This study conducted a comparative analysis between the captive model test results of BB2 submarine model with a scale ratio of 1/15 and the relevant computational fluid dynamics (CFD) results based on an Unsteady Reynolds-averaged Navier-Stokes (URANS) and large eddy simulation (LES) analyses. The URANS results for static drift without propeller condition were validated using the previous numerical results. The static drift, angle of attack, pure yaw, and pure sway test results, as well as the relevant URANS results were compared. In the cases of pure yaw and pure sway, the effects of time step and repeatability were examined.
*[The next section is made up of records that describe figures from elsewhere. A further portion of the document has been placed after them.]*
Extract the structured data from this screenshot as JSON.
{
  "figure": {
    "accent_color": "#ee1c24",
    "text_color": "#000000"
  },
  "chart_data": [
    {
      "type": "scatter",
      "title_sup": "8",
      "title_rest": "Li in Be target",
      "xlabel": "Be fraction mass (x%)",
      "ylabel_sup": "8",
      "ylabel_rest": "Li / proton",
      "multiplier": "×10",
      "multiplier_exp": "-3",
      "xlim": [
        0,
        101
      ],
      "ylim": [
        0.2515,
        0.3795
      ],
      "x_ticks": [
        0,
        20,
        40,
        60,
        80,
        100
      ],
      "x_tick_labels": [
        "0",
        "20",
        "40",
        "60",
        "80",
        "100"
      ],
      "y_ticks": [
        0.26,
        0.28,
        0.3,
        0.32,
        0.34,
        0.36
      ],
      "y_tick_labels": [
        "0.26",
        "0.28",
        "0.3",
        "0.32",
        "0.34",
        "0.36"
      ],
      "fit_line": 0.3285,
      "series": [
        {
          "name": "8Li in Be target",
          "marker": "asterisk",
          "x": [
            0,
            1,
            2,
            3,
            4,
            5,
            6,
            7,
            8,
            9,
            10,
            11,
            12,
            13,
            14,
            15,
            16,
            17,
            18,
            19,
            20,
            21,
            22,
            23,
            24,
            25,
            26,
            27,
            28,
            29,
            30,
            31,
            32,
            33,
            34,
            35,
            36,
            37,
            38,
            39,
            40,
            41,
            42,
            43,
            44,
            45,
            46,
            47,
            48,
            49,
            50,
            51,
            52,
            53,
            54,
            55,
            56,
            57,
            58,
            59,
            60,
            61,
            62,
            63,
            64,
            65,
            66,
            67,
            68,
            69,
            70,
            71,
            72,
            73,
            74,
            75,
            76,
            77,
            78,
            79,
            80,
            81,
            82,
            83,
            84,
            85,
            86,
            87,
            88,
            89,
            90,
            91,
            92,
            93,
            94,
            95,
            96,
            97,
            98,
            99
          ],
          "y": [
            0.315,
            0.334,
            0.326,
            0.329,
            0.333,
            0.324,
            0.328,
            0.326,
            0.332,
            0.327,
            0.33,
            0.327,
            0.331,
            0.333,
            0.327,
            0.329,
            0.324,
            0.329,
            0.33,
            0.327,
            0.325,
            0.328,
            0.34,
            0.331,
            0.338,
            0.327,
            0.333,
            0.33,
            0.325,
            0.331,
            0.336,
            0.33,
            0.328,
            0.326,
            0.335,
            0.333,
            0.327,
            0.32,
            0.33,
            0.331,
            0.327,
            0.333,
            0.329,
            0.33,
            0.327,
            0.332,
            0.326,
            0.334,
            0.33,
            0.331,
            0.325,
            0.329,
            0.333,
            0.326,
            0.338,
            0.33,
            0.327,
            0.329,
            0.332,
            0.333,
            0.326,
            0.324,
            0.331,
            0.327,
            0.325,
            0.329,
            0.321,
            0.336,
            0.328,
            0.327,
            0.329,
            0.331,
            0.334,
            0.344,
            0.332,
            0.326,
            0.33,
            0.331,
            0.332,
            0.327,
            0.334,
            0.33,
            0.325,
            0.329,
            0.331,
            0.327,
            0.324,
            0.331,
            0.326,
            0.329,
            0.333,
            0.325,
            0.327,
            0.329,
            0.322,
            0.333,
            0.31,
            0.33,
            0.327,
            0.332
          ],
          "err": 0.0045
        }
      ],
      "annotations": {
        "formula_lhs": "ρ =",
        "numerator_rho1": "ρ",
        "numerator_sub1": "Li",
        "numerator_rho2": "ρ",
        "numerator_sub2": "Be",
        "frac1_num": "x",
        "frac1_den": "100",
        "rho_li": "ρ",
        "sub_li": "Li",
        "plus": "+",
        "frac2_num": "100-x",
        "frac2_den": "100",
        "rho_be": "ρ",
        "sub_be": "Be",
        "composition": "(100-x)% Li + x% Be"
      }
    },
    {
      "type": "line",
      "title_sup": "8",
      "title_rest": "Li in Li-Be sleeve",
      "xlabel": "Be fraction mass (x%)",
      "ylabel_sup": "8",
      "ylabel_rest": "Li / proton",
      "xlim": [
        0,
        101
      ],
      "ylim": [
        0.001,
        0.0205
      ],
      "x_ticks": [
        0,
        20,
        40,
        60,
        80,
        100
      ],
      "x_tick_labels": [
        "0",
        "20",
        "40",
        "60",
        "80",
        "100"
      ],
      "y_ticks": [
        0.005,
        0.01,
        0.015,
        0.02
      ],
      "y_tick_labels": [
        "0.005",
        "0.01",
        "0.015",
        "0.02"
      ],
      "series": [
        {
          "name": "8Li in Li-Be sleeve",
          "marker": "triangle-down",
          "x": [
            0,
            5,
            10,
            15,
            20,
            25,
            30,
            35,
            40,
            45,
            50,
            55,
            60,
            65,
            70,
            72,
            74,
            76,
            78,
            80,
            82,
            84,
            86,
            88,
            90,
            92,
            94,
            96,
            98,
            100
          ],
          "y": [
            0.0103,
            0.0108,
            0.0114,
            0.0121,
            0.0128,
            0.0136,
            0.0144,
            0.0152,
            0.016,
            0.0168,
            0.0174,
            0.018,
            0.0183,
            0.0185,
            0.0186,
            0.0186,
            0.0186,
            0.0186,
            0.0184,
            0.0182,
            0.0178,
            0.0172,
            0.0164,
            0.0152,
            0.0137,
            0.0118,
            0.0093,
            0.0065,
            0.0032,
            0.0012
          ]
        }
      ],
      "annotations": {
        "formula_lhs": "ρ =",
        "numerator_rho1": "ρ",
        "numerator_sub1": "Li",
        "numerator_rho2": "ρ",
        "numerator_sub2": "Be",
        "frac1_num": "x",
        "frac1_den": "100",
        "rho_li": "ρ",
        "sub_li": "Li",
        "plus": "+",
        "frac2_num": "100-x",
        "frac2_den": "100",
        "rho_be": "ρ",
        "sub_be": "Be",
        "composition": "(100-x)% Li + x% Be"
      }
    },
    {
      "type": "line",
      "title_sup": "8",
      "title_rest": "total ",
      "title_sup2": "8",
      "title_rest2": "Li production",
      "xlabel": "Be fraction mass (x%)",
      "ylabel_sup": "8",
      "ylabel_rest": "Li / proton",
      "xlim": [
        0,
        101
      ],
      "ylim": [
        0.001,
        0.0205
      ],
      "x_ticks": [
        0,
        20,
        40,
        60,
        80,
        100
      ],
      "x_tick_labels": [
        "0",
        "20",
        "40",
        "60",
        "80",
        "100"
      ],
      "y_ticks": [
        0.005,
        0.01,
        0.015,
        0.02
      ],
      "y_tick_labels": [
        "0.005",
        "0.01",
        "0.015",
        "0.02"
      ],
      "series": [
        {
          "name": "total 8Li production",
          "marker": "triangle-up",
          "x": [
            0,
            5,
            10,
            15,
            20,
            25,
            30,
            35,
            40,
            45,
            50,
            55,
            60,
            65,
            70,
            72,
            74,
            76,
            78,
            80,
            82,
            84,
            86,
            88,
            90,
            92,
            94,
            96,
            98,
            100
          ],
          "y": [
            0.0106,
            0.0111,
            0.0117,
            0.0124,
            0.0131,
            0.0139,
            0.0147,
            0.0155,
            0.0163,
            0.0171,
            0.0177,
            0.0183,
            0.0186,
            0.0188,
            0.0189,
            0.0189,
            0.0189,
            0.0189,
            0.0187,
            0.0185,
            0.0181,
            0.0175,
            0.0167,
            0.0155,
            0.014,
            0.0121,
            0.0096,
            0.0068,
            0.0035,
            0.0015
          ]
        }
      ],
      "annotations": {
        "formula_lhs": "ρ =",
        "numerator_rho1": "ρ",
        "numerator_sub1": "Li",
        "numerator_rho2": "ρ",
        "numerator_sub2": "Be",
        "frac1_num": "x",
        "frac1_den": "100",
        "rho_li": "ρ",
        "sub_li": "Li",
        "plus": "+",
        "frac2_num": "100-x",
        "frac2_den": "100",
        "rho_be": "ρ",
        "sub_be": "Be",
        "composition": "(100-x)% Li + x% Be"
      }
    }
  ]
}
For the static drift condition, an LES analysis was attempted, and the results showed a trend similar to that of the experimental results at a large drift angle.
Maneuvering coefficients are required to simulate the various submarine maneuvering performances at the design stage. Many studies have been conducted on the hydrodynamic characteristics related to the maneuvering motion of submarines based on experimental fluid dynamics (EFD), particularly captive model tests. Captive model test techniques to implement the maneuvering motion of a submarine include the planar motion mechanism (PMM) (Goodman, 1979; Rhee et al., 2000; Kim et al., 2012), rotating arm (Feldman, 1987), and conning motion (Lewandowski, 1991; Rhee et al., 2000; Park et al., 2015).
The recent development and growth of high-performance computing has allowed numerical studies using virtual captive tests and virtual free-running tests based on computational fluid dynamics (CFD) to be performed. Toxopeus (2008) calculated the forces and moments of the DARPA SUBOFF model under straight and oblique conditions using a Reynolds-averaged Navier-Stokes (RANS) solver, and the results were compared with the experimental results. Some differences were observed in the study between the CFD and experimental results for the sway force and yaw moment in the oblique condition. Takahashi and Sahoo (2019) conducted a RANS CFD study for the hydrodynamic performance of the SUBOFF models, and benchmark test data were used for validation. According to their study, there were some discrepancies between the CFD and experimental results for the sway force and yaw moment under drift and turning conditions. Detached eddy simulation (DES) and large eddy simulation (LES) methods are capable of a more precise analysis of small-scale turbulent flow than the RANS method but require considerable computational resources. Suh and Park (2021) performed DES analyses of the SUBOFF model in a straight-ahead condition. They investigated complex vortical flows that developed from the hull boundary layer and appendages.